I'm in the process of beefing up my CS theory and there seems to be a ton of conflicting information in the community about asymptotic analysis and Big O notation. Not trying to nitpick on this (and my understanding of this could be off-base), but wouldn't the best case runtime for an algorithm be represented as Ω(n) and the average as ϴ(n), not O(n) since Big O implies the worst case?

Thanks for the note. I double checked, and the definitions of O, omega, and theta are:

f(x) = O(g(x)) (big-oh) means that the growth rate of f(x) is asymptotically less than or equal to to the growth rate of g(x).
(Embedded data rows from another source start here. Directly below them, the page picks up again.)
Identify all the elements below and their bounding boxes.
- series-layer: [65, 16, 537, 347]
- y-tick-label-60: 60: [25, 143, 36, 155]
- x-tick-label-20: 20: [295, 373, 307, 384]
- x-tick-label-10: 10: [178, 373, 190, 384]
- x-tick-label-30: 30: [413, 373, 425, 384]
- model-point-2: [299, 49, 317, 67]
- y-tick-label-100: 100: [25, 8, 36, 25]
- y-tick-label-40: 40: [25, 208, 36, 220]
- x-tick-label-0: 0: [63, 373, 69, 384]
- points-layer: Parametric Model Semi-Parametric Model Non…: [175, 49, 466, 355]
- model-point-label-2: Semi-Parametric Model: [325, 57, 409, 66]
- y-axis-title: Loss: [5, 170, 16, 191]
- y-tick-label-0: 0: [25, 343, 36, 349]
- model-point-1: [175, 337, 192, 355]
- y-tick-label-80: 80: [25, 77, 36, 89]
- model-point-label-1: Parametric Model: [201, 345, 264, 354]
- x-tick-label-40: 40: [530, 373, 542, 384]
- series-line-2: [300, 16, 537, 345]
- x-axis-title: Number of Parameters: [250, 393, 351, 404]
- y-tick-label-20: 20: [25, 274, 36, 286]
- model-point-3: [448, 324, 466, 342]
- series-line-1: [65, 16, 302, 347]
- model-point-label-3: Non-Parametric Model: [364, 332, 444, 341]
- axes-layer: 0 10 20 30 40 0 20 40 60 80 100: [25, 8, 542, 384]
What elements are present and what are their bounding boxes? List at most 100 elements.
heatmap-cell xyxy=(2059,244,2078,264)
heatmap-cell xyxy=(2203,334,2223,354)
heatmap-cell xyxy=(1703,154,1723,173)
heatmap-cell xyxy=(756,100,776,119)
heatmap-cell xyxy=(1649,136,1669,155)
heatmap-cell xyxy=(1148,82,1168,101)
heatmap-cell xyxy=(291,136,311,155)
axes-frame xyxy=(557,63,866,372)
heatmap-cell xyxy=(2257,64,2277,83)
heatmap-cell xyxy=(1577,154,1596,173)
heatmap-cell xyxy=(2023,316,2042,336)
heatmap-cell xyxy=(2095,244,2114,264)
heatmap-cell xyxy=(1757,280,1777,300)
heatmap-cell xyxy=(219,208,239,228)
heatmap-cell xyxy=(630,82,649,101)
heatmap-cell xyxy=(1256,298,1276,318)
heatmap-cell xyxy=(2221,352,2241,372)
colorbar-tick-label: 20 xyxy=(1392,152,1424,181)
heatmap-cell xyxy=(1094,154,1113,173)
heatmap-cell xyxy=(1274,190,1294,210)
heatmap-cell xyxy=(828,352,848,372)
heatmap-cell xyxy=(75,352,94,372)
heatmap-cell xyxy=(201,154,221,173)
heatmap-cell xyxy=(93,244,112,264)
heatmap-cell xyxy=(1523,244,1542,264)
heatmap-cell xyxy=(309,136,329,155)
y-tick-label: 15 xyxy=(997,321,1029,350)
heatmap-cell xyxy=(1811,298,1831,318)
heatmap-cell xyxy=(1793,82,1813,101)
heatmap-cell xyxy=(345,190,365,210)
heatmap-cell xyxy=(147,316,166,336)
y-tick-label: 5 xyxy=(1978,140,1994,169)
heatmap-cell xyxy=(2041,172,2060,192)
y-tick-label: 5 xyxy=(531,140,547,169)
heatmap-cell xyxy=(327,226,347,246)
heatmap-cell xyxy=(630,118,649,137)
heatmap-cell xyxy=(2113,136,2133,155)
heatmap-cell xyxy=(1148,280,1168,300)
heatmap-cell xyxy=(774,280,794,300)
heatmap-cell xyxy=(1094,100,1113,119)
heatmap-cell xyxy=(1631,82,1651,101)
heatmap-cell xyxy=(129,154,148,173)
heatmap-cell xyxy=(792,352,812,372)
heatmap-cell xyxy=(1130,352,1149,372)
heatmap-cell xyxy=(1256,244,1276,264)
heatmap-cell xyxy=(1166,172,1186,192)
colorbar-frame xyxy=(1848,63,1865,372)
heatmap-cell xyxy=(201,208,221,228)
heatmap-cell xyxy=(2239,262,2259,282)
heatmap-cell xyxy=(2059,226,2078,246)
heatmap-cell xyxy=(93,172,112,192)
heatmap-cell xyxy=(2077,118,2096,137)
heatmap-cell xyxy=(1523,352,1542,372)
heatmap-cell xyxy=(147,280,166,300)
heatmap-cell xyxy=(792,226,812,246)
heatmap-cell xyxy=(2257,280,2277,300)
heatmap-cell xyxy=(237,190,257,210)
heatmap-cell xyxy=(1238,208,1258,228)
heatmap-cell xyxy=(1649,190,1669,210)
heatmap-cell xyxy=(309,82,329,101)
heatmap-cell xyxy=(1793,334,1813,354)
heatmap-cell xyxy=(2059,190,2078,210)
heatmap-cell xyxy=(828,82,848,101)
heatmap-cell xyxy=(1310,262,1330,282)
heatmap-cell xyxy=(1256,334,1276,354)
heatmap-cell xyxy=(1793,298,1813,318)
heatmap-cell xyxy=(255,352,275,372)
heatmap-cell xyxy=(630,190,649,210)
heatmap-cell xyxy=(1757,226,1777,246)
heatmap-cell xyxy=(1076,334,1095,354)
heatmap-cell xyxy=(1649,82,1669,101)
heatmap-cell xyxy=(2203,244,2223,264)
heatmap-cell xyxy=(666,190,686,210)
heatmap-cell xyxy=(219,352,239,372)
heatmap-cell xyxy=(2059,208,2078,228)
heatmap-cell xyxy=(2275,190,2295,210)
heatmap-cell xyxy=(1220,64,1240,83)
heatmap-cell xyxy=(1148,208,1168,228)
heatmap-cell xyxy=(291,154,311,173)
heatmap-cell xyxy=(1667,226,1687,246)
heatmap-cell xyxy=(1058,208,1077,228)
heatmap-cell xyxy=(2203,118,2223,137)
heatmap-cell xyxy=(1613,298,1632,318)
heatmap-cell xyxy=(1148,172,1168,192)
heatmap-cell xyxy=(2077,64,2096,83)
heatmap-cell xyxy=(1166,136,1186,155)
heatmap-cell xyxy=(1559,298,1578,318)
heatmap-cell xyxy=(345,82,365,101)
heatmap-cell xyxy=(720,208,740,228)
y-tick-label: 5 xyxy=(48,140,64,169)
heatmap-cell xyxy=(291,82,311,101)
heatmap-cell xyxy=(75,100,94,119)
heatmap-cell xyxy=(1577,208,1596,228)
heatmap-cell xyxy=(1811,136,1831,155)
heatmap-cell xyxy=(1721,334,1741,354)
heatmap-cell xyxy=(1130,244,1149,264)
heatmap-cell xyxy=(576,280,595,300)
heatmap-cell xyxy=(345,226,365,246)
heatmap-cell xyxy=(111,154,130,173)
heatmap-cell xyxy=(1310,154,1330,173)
f(x) = Ω(g(x)) (big-omega) means that the growth rate of f(x) is asymptotically greater than or equal to the growth rate of g(x)

f(x) = Θ(g(x)) (theta) means that the growth rate of f(x) is asymptotically equal to the growth rate of g(x)

Although Omega and Theta don't mean best and average, I think you might be right that it would be more clear to use Omega for the lower bound, and Theta for the average bound. However using big O is still also technically correct. I'll think on it some more.

@scottwhudson I decided to go ahead and use omega for best case, and theta for average case. Thanks!

Sorry, but I disagree.

First of all, this way of writing might cause readers to wrongly get the impression that Ω means best case, Θ means average, and big O means worst. I know that this is not what the author believes, but the table indicates it.

Secondly, since you write that big O is also technically correct, you might as well write Θ since this is a stronger statement. In fact, the current notation opens up the possibility that the "best" case may be worse than "worst" by an arbitrarily large amount.

Lastly, it is my understanding that omega is mostly useful for providing lower bounds on algorithmic problems rather than concrete algorithms. That is, for proving that no algorithm with a better big O time than the lower bound can exist.

I might be wrong on the last item, but think the first two should be sufficient argument to use the most precise notation available.